Il prit le temps de digérer l'information avant de répondre. Légèrement excité, il envoya un brève « Merci !! » puis posa son texteur sur sa table de chevet. Il fouilla le tiroir et y dégota son portable humain. Il ouvrit les réseaux sociaux, miroita quelques publications avant de cliquer sur le profil d'Aïssa. Un nouveau sourire fleuri sur ses lèvres lorsqu'il vit son beau visage et ses longs cheveux bruns. En quelques secondes, il écrivit :

« Coucou mademoiselle,

« J'espère que tu vas bien

« J'ai un long week-end et quelques jours de repos bientôt, je pense que je vais rentrer en Espagne voir mon frère et ma mère, ça fait longtemps

« Ça te dirait qu'on se fasse un ciné ?

« Je pense bien à toi en tout cas, à bientôt »

L'adolescent relut une fois son message avant de l'envoyer puis posa son téléphone. Il s'apprêtait à se recoucher mais au bout de quelques secondes, une faible lumière envahit la pièce. Il avait reçu une notification.

Aïssa avait déjà répondu. Fébrile, il ouvrit le message.

« Hello, toi aussi tu fais une insomnie ? ;)

« Bah écoute carrément ! Ce serait super chouette

« Tu me rediras quand tu en sauras plus »
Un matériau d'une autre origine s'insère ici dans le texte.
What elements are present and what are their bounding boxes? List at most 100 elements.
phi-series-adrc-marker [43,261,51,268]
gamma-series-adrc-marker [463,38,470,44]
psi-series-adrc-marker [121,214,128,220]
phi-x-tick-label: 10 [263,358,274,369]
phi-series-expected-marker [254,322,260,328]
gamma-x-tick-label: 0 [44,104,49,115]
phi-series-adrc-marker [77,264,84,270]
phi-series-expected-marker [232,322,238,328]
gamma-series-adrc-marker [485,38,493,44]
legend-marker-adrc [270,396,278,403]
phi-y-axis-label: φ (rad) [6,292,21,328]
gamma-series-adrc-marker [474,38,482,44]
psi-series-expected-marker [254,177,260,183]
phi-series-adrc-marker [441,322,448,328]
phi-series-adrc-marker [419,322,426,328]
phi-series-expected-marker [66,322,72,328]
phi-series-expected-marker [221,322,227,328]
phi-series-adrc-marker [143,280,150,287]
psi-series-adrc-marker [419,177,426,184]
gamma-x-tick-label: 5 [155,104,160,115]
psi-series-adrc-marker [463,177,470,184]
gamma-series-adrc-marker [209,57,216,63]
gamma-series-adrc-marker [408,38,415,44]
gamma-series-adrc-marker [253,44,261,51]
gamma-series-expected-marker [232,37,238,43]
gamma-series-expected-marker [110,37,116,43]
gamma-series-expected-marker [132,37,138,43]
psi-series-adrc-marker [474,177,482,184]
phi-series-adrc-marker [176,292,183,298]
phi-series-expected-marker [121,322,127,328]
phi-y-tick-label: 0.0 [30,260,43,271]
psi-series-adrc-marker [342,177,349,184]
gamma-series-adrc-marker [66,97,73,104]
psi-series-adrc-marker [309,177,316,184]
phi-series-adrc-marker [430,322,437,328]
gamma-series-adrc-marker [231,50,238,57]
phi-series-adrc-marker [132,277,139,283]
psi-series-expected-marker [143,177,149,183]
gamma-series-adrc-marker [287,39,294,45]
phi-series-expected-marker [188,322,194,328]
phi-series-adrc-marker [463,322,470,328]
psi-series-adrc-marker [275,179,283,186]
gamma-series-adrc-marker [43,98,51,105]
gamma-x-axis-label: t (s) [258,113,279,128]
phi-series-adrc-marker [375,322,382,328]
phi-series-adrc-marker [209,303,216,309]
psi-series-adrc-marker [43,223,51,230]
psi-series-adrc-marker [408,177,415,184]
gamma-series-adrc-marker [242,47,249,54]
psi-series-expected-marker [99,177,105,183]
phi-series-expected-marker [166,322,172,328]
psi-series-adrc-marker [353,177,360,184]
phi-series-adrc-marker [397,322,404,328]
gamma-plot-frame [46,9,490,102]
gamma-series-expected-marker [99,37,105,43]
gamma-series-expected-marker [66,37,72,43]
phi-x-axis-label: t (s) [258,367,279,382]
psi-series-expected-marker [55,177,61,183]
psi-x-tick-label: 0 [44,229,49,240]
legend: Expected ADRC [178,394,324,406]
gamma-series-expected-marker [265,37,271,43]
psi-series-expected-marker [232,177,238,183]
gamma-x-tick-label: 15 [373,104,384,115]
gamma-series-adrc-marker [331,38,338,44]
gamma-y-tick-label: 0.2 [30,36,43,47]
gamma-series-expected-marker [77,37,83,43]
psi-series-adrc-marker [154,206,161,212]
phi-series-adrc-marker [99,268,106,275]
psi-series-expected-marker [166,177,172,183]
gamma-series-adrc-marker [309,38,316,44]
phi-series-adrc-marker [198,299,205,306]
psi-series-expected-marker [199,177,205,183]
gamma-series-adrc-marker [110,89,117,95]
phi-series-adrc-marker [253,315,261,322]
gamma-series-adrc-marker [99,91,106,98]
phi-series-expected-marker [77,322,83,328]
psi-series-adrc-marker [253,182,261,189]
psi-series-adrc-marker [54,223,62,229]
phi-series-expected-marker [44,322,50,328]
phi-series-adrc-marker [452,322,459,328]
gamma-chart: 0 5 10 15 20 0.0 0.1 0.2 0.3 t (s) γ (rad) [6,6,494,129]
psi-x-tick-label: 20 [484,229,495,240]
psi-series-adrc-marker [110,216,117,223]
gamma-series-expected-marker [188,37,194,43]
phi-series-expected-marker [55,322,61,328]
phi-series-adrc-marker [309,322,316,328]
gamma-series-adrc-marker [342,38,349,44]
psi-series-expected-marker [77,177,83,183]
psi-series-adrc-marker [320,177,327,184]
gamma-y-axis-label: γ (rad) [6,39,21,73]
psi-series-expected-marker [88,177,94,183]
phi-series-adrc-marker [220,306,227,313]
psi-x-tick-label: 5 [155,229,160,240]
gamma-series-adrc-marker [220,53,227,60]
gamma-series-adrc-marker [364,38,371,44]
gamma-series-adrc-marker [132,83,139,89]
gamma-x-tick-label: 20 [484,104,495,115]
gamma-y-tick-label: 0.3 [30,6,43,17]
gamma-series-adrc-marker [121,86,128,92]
Le jeune homme sentit son cœur s'accélérer. Il avait rendez-vous avec Aïssa. Elle avait accepté.

Il avait hâte de la voir.

Et il avait hâte de retrouver les hauts bâtiments de Natilma. Ils auraient davantage d'espace avec sa tante et sa cousine. Et peut-être Raym.

Peut-être l'homme redeviendrait-il son oncle. Ils vivraient alors tous les quatre pendant quelques temps, puis il prendrait son appartement. Il construira sa petite vie, il se trouvera un métier qui lui plaît. Il se fera un réseau, s'entourera des bonnes personnes.

Ce sera bien. Ce sera vraiment bien.

Tous ses problèmes apaisés, Carlos se rendormit immédiatement, le sourire aux lèvres.